С первых же дней Соликовский завёл такой порядок: его дом постоянно охраняли шестеро полицаев, и два эсэсовца, а ещё один наряд полиции патрулировал прилегающую к этому дому часть улицы. Соликовский проходил от тюрьмы к дому, и от дома к тюрьме в сопровождении нескольких полицаев, которые шли впереди и позади него.
А высоченный Соликовский шагал среди них с лицом преисполненным такой лютой, нечеловеческой злобы, что, казалось, он набросится на окружавших его полицаев и как бешеный пёс перегрызёт их глотки. Почти всегда ходил он с плетью, которую плотно сжимал в своём широком, волосатом кулаке…
Полицаи поглядывали на Соликовского испуганно-заискивающе, так как знали, что он вполне может их ударить.
И вот он шёл от тюрьмы к дому, и беспрерывно бранился на охранявших его полицаев самыми гадкими словами — отсчитывал их за какие-то незначительные проступки.
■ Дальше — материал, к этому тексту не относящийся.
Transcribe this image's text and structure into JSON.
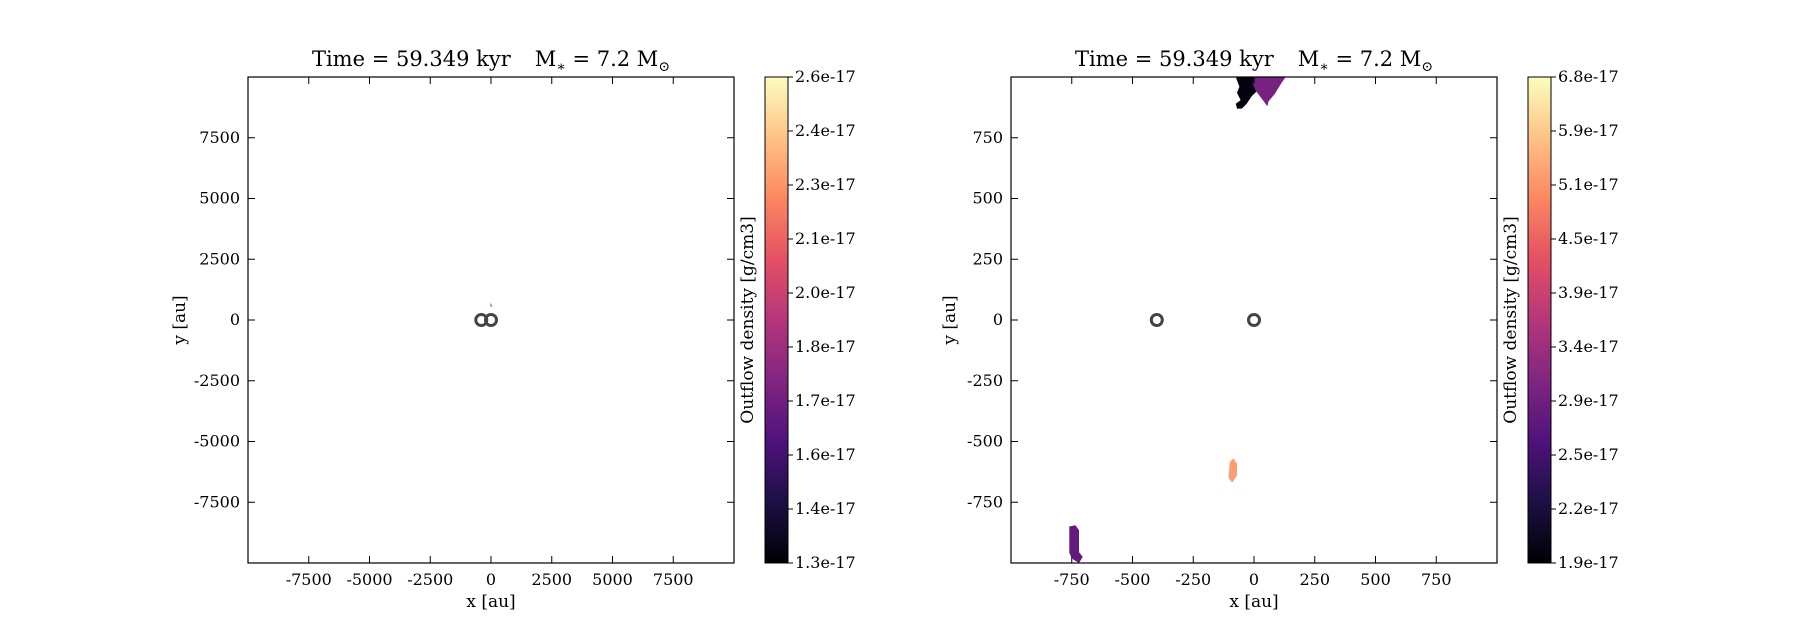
{
  "colormap": {
    "name": "magma",
    "stops": [
      "#000004",
      "#1c1044",
      "#4f127b",
      "#812581",
      "#b5367a",
      "#e55064",
      "#fb8761",
      "#fec287",
      "#fcfdbf"
    ]
  },
  "chart_data": [
    {
      "type": "heatmap",
      "title_time": "Time = 59.349 kyr",
      "title_mass_symbol": "M",
      "title_mass_sub": "∗",
      "title_mass_value": " = 7.2 M",
      "title_mass_unit_sub": "⊙",
      "xlabel": "x [au]",
      "ylabel": "y [au]",
      "xlim": [
        -10000,
        10000
      ],
      "ylim": [
        -10000,
        10000
      ],
      "xticks": [
        -7500,
        -5000,
        -2500,
        0,
        2500,
        5000,
        7500
      ],
      "yticks": [
        -7500,
        -5000,
        -2500,
        0,
        2500,
        5000,
        7500
      ],
      "colorbar": {
        "label": "Outflow density [g/cm3]",
        "ticks": [
          "1.3e-17",
          "1.4e-17",
          "1.6e-17",
          "1.7e-17",
          "1.8e-17",
          "2.0e-17",
          "2.1e-17",
          "2.3e-17",
          "2.4e-17",
          "2.6e-17"
        ]
      },
      "sinks": [
        {
          "x": -400,
          "y": 0
        },
        {
          "x": 0,
          "y": 0
        }
      ],
      "outflow_regions": [
        {
          "points": [
            [
              -40,
              700
            ],
            [
              30,
              620
            ],
            [
              50,
              540
            ],
            [
              -20,
              560
            ]
          ],
          "level": 0.6
        }
      ]
    },
    {
      "type": "heatmap",
      "title_time": "Time = 59.349 kyr",
      "title_mass_symbol": "M",
      "title_mass_sub": "∗",
      "title_mass_value": " = 7.2 M",
      "title_mass_unit_sub": "⊙",
      "xlabel": "x [au]",
      "ylabel": "y [au]",
      "xlim": [
        -1000,
        1000
      ],
      "ylim": [
        -1000,
        1000
      ],
      "xticks": [
        -750,
        -500,
        -250,
        0,
        250,
        500,
        750
      ],
      "yticks": [
        -750,
        -500,
        -250,
        0,
        250,
        500,
        750
      ],
      "colorbar": {
        "label": "Outflow density [g/cm3]",
        "ticks": [
          "1.9e-17",
          "2.2e-17",
          "2.5e-17",
          "2.9e-17",
          "3.4e-17",
          "3.9e-17",
          "4.5e-17",
          "5.1e-17",
          "5.9e-17",
          "6.8e-17"
        ]
      },
      "sinks": [
        {
          "x": -400,
          "y": 0
        },
        {
          "x": 0,
          "y": 0
        }
      ],
      "outflow_regions": [
        {
          "points": [
            [
              -75,
              1000
            ],
            [
              -60,
              960
            ],
            [
              -70,
              935
            ],
            [
              -55,
              905
            ],
            [
              -75,
              890
            ],
            [
              -70,
              870
            ],
            [
              -50,
              870
            ],
            [
              -30,
              890
            ],
            [
              -10,
              920
            ],
            [
              10,
              940
            ],
            [
              -5,
              975
            ],
            [
              5,
              1000
            ]
          ],
          "level": 0.02
        },
        {
          "points": [
            [
              5,
              1000
            ],
            [
              -5,
              975
            ],
            [
              10,
              940
            ],
            [
              40,
              900
            ],
            [
              55,
              880
            ],
            [
              60,
              900
            ],
            [
              85,
              930
            ],
            [
              110,
              970
            ],
            [
              130,
              1000
            ]
          ],
          "level": 0.35
        },
        {
          "points": [
            [
              -100,
              -585
            ],
            [
              -85,
              -570
            ],
            [
              -70,
              -590
            ],
            [
              -70,
              -640
            ],
            [
              -90,
              -670
            ],
            [
              -105,
              -650
            ]
          ],
          "level": 0.8
        },
        {
          "points": [
            [
              -760,
              -850
            ],
            [
              -735,
              -845
            ],
            [
              -720,
              -865
            ],
            [
              -720,
              -955
            ],
            [
              -705,
              -975
            ],
            [
              -720,
              -1000
            ],
            [
              -745,
              -985
            ],
            [
              -760,
              -960
            ]
          ],
          "level": 0.3
        }
      ]
    }
  ]
}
А рядом с Соликовским шёл его заместитель Захаров, который по своему обыкновению уже напился. Этот Захаров был мужиком среднего роста, с оплывшим, невыразительным лицом, в котором однако ж, время от времени, проступало выражение такой возведённой в принцип подлости, что невозможно было смотреть на него без отвращения…
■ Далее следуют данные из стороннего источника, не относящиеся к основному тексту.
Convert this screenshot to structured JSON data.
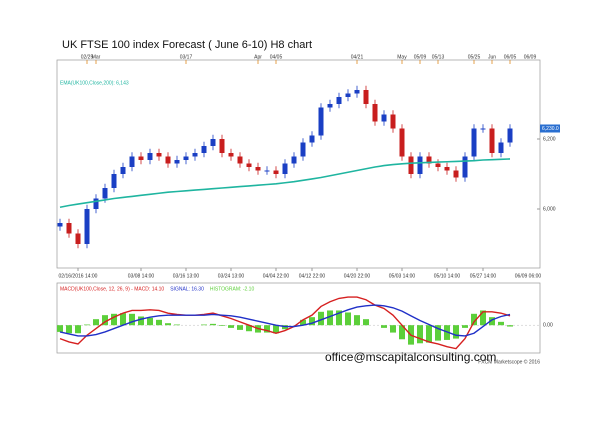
{
  "chart_data": [
    {
      "type": "candlestick",
      "title": "UK FTSE 100 index Forecast ( June 6-10) H8 chart",
      "categories": [
        null,
        null,
        "02/16/2016 14:00",
        null,
        null,
        null,
        null,
        null,
        null,
        "03/08 14:00",
        null,
        null,
        null,
        null,
        "03/16 13:00",
        null,
        null,
        null,
        null,
        "03/24 13:00",
        null,
        null,
        null,
        null,
        "04/04 22:00",
        null,
        null,
        null,
        "04/12 22:00",
        null,
        null,
        null,
        null,
        "04/20 22:00",
        null,
        null,
        null,
        null,
        "05/03 14:00",
        null,
        null,
        null,
        null,
        "05/10 14:00",
        null,
        null,
        null,
        "05/27 14:00",
        null,
        null,
        null
      ],
      "x_end_label": "06/09 06:00",
      "top_labels": [
        null,
        null,
        null,
        "02/25",
        "Mar",
        null,
        null,
        null,
        null,
        null,
        null,
        null,
        null,
        null,
        "03/17",
        null,
        null,
        null,
        null,
        null,
        null,
        null,
        "Apr",
        null,
        "04/05",
        null,
        null,
        null,
        null,
        null,
        null,
        null,
        null,
        "04/21",
        null,
        null,
        null,
        null,
        "May",
        null,
        "05/09",
        null,
        "05/13",
        null,
        null,
        null,
        "05/25",
        null,
        "Jun",
        null,
        "06/05"
      ],
      "top_end_label": "06/09",
      "open": [
        5950,
        5960,
        5930,
        5900,
        6000,
        6030,
        6060,
        6100,
        6120,
        6150,
        6140,
        6160,
        6150,
        6130,
        6140,
        6150,
        6160,
        6180,
        6200,
        6160,
        6150,
        6130,
        6120,
        6110,
        6110,
        6100,
        6130,
        6150,
        6190,
        6210,
        6290,
        6300,
        6320,
        6330,
        6340,
        6300,
        6250,
        6270,
        6230,
        6150,
        6100,
        6150,
        6130,
        6120,
        6110,
        6090,
        6150,
        6230,
        6230,
        6160,
        6190
      ],
      "high": [
        5972,
        5972,
        5942,
        6012,
        6042,
        6072,
        6112,
        6132,
        6162,
        6162,
        6172,
        6172,
        6162,
        6152,
        6162,
        6172,
        6192,
        6212,
        6212,
        6172,
        6162,
        6142,
        6132,
        6122,
        6122,
        6142,
        6162,
        6202,
        6222,
        6302,
        6312,
        6332,
        6342,
        6352,
        6352,
        6312,
        6282,
        6282,
        6242,
        6162,
        6162,
        6162,
        6142,
        6132,
        6122,
        6162,
        6242,
        6242,
        6242,
        6202,
        6242
      ],
      "low": [
        5938,
        5918,
        5888,
        5888,
        5988,
        6018,
        6048,
        6088,
        6108,
        6128,
        6128,
        6138,
        6118,
        6118,
        6128,
        6138,
        6148,
        6168,
        6148,
        6138,
        6118,
        6108,
        6098,
        6098,
        6088,
        6088,
        6118,
        6138,
        6178,
        6198,
        6278,
        6288,
        6308,
        6318,
        6288,
        6238,
        6238,
        6218,
        6138,
        6088,
        6088,
        6118,
        6108,
        6098,
        6078,
        6078,
        6138,
        6218,
        6148,
        6148,
        6178
      ],
      "close": [
        5960,
        5930,
        5900,
        6000,
        6030,
        6060,
        6100,
        6120,
        6150,
        6140,
        6160,
        6150,
        6130,
        6140,
        6150,
        6160,
        6180,
        6200,
        6160,
        6150,
        6130,
        6120,
        6110,
        6110,
        6100,
        6130,
        6150,
        6190,
        6210,
        6290,
        6300,
        6320,
        6330,
        6340,
        6300,
        6250,
        6270,
        6230,
        6150,
        6100,
        6150,
        6130,
        6120,
        6110,
        6090,
        6150,
        6230,
        6230,
        6160,
        6190,
        6230
      ],
      "up_color": "#1a3fc4",
      "down_color": "#c81e1e",
      "ema": {
        "name": "EMA(UK100,Close,200): 6,143",
        "color": "#1fb5a0",
        "values": [
          6005,
          6010,
          6014,
          6018,
          6022,
          6026,
          6030,
          6033,
          6036,
          6039,
          6042,
          6045,
          6048,
          6050,
          6052,
          6054,
          6056,
          6058,
          6060,
          6062,
          6064,
          6066,
          6068,
          6070,
          6072,
          6075,
          6078,
          6082,
          6086,
          6090,
          6095,
          6100,
          6105,
          6110,
          6115,
          6120,
          6124,
          6127,
          6129,
          6131,
          6132,
          6133,
          6134,
          6135,
          6136,
          6137,
          6138,
          6140,
          6141,
          6142,
          6143
        ]
      },
      "ylim": [
        5840,
        6420
      ],
      "yticks": [
        {
          "value": 6000,
          "label": "6,000"
        },
        {
          "value": 6200,
          "label": "6,200"
        }
      ],
      "last_price": {
        "value": 6230,
        "label": "6,230.0"
      }
    },
    {
      "type": "macd",
      "series": [
        {
          "name": "MACD(UK100,Close, 12, 26, 9) - MACD: 14.10",
          "color": "#d62020",
          "values": [
            -20,
            -25,
            -28,
            -15,
            -5,
            5,
            12,
            18,
            22,
            22,
            23,
            22,
            18,
            16,
            15,
            15,
            16,
            18,
            14,
            10,
            5,
            0,
            -5,
            -8,
            -12,
            -8,
            -2,
            8,
            15,
            28,
            35,
            40,
            42,
            42,
            38,
            30,
            25,
            15,
            0,
            -15,
            -20,
            -25,
            -28,
            -32,
            -35,
            -20,
            5,
            20,
            20,
            18,
            14
          ]
        },
        {
          "name": "SIGNAL: 16.30",
          "color": "#2030c8",
          "values": [
            -10,
            -13,
            -16,
            -16,
            -14,
            -10,
            -5,
            0,
            5,
            9,
            12,
            14,
            15,
            15,
            15,
            15,
            15,
            16,
            15,
            14,
            12,
            9,
            6,
            3,
            0,
            -2,
            -2,
            0,
            3,
            8,
            13,
            18,
            23,
            27,
            29,
            30,
            29,
            26,
            21,
            14,
            7,
            1,
            -5,
            -10,
            -15,
            -16,
            -12,
            -2,
            8,
            13,
            16
          ]
        },
        {
          "name": "HISTOGRAM: -2.10",
          "color": "#5ccf3a",
          "style": "bar",
          "values": [
            -10,
            -12,
            -12,
            1,
            9,
            15,
            17,
            18,
            17,
            13,
            11,
            8,
            3,
            1,
            0,
            0,
            1,
            2,
            -1,
            -4,
            -7,
            -9,
            -11,
            -11,
            -12,
            -6,
            0,
            8,
            12,
            20,
            22,
            22,
            19,
            15,
            9,
            0,
            -4,
            -11,
            -21,
            -29,
            -27,
            -26,
            -23,
            -22,
            -20,
            -4,
            17,
            22,
            12,
            5,
            -2
          ]
        }
      ],
      "ylim": [
        -40,
        60
      ],
      "yticks": [
        {
          "value": 0,
          "label": "0.00"
        }
      ]
    }
  ],
  "footer": {
    "email": "office@mscapitalconsulting.com",
    "credit": "FXCM Marketscope © 2016"
  }
}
И вот они вошли в прилегающий к дому сад, в котором, несмотря на сиявшее в небе солнце, было сумеречно и зябко…
Полицаи остались на крыльце, а Соликовский вместе с Захаровым, вошли в дом.
Захаров огляделся, ухмыльнулся и сказал:
— А у тебя чисто!
— А то, — хмыкнул, обнажая большие жёлтые зубы Соликовский. — Порядок — это важно.
И действительно: в этом доме не было беспорядка, не валялись пустые водочные бутылки, не громоздилось грязное бельё; всё было вычищено.
Но вот что бросалось в глаза. Странным образом все предметы в этом доме как бы кричали о своей вещественности. То есть можно было смотреть и на стол и на полку с посудой — всё вроде бы на месте, и всё такое чистенькое, а чего-то самого главного не хватало…
Но чего же не хватало?
Тут впору было бы призадуматься, да ответ не так то легко было найти. А вместе с тем человек сторонний, окажись он здесь, и задайся таким вопросом, начал бы испытывать ужас.
И, наверное, всё-таки понял бы, что у всех даже и самых незначительных предметов есть ещё и внутренняя сущность. Например, даже и половник, и тарелка и даже торчащий из стены гвоздь имеет помимо внешней ещё и какую-то внутреннюю суть, которая есть часть всего мира и связь с космосом и вечностью. А в этой прибранной большой горнице все предметы какой-то чудовищной, невообразимой силой были лишены своей внутренней сути. И выпирала именно бездуховная плоть этих предметов…
Человек в здравом рассудке и с ясною душою, человек у которого ещё оставалась совесть, испытал бы в этом помещении мистический ужас; и не важно, какое атеистическое образование получил он до этого в школе или в университете. Здесь уже не образование, а сердце подсказало бы ему, что он попал в какую-то вневременную пустоту, куда-то за пределы космоса, где однако же царят эти чудовищно реальные и напирающие своей вычищенной плотью образы предметов…
Но пьяный Захаров вполне даже был доволен, и ещё несколько раз повторил:
— Хорошо живёте…
Тут навстречу им вышла жена Соликовского. Это была женщина среднего роста, ещё не толстая, но уже начавшая раздаваться, одетая достаточно опрятно, и даже в хорошую, дорогую одежду, которую, правда до неё уже кто-то носил, потому что это была конфискованная одежда. Что в ней поражало, так это её глаза — они вроде бы и смотрели, но в то же время казалось, что на самом то деле они спят, и просто кто-то приподнял её веки. По большей части эти глаза ничего не выражали, но всё же время от времени там зажигался чахлый и смрадный пламень ада.
Соликовская заметно оживлялась, когда её супруг начинал рассказывать о тех издевательствах, которым он подверг людей. В таких случаях Соликовская требовала подробностей, и, можно сказать — просыпалась…
Соликовский кивнул на Захарова и сказал:
— А у нас гость!
— Ну так сейчас к столу накрою, — сказала Соликовская, и вдруг очень громко заорала: — Э-эй!!
Но эха не было…
Появилась девчушка лет пятнадцати — дочь Соликовского, которая была весьма похожа на свою мать, но в глазах которой чаще вспыхивало буйное безумие отца. У неё была привычка скрипеть зубами, и ухмыляться в пустоту.
И мать сказала очень громко:
— Ну-ка подай отцу и его гостю воды, чтобы они могли умыться!